Капитан Быстрова (Рышков) - страница 39

«Звено старшего лейтенанта Осадчего, целы все», — прошептал Кузьмин. Теперь и без того малая надежда становилась еще меньше.

Вторым пришло звено капитана Волкова. Один самолет этого звена сел в стороне. Он не мог выпустить шасси. Пришлось сесть «на брюхо» поодаль от взлетно-посадочной полосы. Санитарная машина помчалась туда, но пилот встретил ее приветственным жестом, выскочив из кабины целым и невредимым.

Затем показался один самолет третьего, последнего звена. Он отстал, позже всех выйдя из боя.

«Кого же нет?» — спрашивал себя Кузьмин, стоя все так же, вцепившись пальцами в звенья маскировочной сетки.

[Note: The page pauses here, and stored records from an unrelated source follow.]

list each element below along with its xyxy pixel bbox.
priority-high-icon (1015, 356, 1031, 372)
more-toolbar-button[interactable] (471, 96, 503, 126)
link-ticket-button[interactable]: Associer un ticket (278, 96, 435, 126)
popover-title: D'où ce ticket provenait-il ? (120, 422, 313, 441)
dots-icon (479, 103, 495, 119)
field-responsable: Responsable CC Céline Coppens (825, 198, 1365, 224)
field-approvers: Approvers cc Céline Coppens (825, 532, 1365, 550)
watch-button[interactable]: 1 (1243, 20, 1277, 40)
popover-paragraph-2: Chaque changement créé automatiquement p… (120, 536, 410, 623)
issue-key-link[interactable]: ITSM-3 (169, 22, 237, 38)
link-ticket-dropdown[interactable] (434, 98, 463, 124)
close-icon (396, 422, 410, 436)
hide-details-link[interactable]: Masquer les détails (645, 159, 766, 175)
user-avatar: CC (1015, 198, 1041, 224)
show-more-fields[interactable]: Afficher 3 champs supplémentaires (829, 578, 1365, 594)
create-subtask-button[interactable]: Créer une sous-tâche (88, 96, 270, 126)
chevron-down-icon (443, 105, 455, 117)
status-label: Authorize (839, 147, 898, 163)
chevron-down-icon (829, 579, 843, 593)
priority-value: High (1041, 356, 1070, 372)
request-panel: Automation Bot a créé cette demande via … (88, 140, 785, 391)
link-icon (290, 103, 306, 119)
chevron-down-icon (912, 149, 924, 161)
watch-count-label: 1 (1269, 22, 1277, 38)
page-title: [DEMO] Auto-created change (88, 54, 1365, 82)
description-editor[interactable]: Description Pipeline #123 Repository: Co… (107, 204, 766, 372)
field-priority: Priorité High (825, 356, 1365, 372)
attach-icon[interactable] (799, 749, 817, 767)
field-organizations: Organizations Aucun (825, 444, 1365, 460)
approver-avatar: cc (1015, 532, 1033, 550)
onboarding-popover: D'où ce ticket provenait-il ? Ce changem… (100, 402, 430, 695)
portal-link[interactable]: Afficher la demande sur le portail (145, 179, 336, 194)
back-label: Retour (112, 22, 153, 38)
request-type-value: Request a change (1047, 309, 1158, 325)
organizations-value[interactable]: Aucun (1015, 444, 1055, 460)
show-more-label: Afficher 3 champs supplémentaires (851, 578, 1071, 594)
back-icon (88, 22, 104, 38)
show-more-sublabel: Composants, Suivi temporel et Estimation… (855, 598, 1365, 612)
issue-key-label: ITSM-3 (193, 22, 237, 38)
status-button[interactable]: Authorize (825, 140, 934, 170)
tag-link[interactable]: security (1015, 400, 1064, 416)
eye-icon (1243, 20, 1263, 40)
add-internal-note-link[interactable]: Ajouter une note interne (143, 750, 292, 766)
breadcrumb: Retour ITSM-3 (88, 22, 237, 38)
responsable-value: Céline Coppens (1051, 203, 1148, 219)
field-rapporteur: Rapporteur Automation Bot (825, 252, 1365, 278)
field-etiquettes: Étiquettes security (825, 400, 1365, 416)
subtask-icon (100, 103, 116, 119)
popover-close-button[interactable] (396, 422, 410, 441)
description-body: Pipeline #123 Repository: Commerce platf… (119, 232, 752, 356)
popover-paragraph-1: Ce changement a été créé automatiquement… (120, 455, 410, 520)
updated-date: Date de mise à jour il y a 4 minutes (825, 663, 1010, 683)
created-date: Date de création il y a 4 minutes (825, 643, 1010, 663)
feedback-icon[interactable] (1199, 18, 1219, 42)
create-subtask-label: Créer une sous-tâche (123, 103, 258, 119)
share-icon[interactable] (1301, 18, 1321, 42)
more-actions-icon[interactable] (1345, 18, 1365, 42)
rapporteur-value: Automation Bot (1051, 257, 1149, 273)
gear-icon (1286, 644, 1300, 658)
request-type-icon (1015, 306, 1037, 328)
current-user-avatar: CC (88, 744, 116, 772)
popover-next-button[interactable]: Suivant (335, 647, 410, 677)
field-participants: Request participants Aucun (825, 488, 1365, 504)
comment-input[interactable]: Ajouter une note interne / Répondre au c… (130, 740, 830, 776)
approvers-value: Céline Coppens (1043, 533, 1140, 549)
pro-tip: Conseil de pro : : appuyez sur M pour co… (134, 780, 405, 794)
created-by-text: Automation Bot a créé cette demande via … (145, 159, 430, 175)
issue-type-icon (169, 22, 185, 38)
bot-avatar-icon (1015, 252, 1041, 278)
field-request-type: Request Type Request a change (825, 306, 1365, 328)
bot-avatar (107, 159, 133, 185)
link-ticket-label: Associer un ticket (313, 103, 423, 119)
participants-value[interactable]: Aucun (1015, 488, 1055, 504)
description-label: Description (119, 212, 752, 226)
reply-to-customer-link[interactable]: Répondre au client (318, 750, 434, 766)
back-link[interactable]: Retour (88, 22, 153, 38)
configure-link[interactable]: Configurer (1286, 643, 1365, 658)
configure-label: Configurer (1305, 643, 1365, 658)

Он не заметил, как к нему подошел Дубенко и молча обнял за плечи.

— Крепись, Тихон, — задушевно произнес он, пристально глядя на друга. — Крепись! Видишь, осиротело наше звено…

Кузьмин обладал удивительной способностью издали по какому-то одному ему известному признаку опознавать принадлежность машины, и «як» только еще заходил на посадку, когда он сообщил:

— Машина лейтенанта Мегрелишвили.

Эти слова прозвучали приговором Никитину и Быстровой. Лицо Кузьмина подернулось тенью. Руки отпустили сетку и конвульсивно вцепились в плечи Дубенко. Кузьмина трясло как в лихорадке.

Дубенко, видя, как тяжело другу, крепче обнял его, прижал к себе:

— Не надо, Тихон. Успокойся… Эх!.. Им жить бы да жить!..

К самолету Мегрелишвили несся по полю вездеход со Смирновым и Станицыным. За автомобилем торопился на мотоциклете посыльный штаба, чтобы вручить Смирнову только что полученную копию радиограммы Сазонова с припиской генерала: «Вечная слава доблестному герою, капитану Никитину. Горжусь боевым мужеством и летным мастерством капитана Быстровой. Немедленная отправка ее в госпиталь обеспечена. Головин».

16

Быстрову поместили в госпиталь, расположенный близ центра города, в просторном здании школы.

Около двух недель Наташа была в очень тяжелом состоянии. Ее изнуряли высокая температура и головные боли. Только в конце января она почувствовала некоторое облегчение. Слабая, осунувшаяся, с запавшими глазами, с заострившимся носом и туго забинтованной головой, Быстрова своим печальным видом наводила тоску и уныние на лечащего врача Бокерия и на соседок по палате.

Когда миновал самый трудный период болезни и дело пошло на поправку, Наташа все чаще и упорнее стала думать о последних событиях: боевом вылете, ранении, таране, аварии самолета и своем спасении. Напрягая память, она силилась вспомнить мельчайшие подробности того злополучного дня, но, несмотря на усилия, не могла этого сделать. Обморочное состояние при ранении и потеря сознания совершенно вычеркнули из памяти многие детали, и в воспоминаниях оставались глубокие провалы. Это беспокоило и угнетало Наташу, словно все то, что не вспомнилось, как раз и было самым главным, решающим и утраченным, как ей казалось, навсегда.